A few times on the phone Lucinda had prompted him with people’s names, places in Austin where they used to live or hang out years before. She even mentioned the murders, saying she’d seen one of the girls’ parents on the news leading up to the fifth anniversary. Something about a memorial fund. “Can you imagine?” Lucinda had said. He asked her why the fuck was she bringing all this up now? Often during these conversations, Alice, as if on cue, would begin calling him from her room: Could he turn the closet light on? Flip her pillow over? Brush her teeth again because she didn’t want a gold tooth like his?
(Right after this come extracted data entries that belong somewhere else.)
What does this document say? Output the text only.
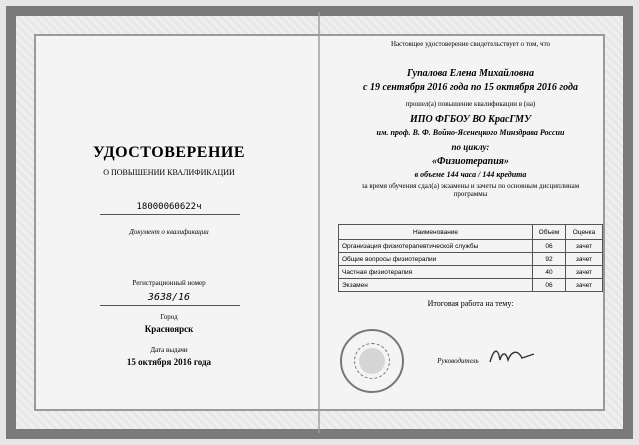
УДОСТОВЕРЕНИЕ
О ПОВЫШЕНИИ КВАЛИФИКАЦИИ
18000060622ч
Документ о квалификации
Регистрационный номер
3638/16
Город
Красноярск
Дата выдачи
15 октября 2016 года
Настоящее удостоверение свидетельствует о том, что
Гупалова Елена Михайловна
с 19 сентября 2016 года по 15 октября 2016 года
прошел(а) повышение квалификации в (на)
ИПО ФГБОУ ВО КрасГМУ
им. проф. В. Ф. Войно-Ясенецкого Минздрава России
по циклу:
«Физиотерапия»
в объеме 144 часа / 144 кредита
за время обучения сдал(а) экзамены и зачеты по основным дисциплинам программы
Наименование	Объем	Оценка
Организация физиотерапевтической службы	06	зачет
Общие вопросы физиотерапии	92	зачет
Частная физиотерапия	40	зачет
Экзамен	06	зачет
Итоговая работа на тему:
Руководитель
On the phone, Lucinda would pivot suddenly, confess that she made a mistake, that she missed the old days. She needed Alice back in her life. She was sorry for accusing him of stealing Alice. Sorry for the way she’d acted. She had a sponsor at AA now, she said. He should go too. Then he’d hear her inhale softly — almost mournfully — on her cigarette and could see her lying in some stranger’s bed (her sponsor’s, probably), the ashtray balanced on her bare belly, the shadowed curve of her breast. He’d say it all would be okay, they’d come through this, if they just learned to trust each other. This was their job now, he said, rebuilding that trust. Part of him actually believed it.
For the past few months, Michael had worked at straddling the gaping hole Lucinda had left in their heads. Sometimes he did this by taking Alice to a kid matinee at the Paramount Theater. Sometimes by picking up Lucinda’s slack at the YMCA Preschool parents’ day or taking on extra hours working at the men’s residence while Alice was there. Sometimes he and Alice would make space ships and submarines from duct tape and discarded boxes they found in the alley behind the apartment. But most of the time Michael spanned Lucinda’s absence by levitating on vodka tonics and her left-behind anxiety pills. They’d watch too much bad TV and laugh too loudly and long at his downstairs Korean neighbor’s jokes, which Alice didn’t understand but laughed at anyway, like the one about a Korean restaurant manager and the missing neighborhood dog.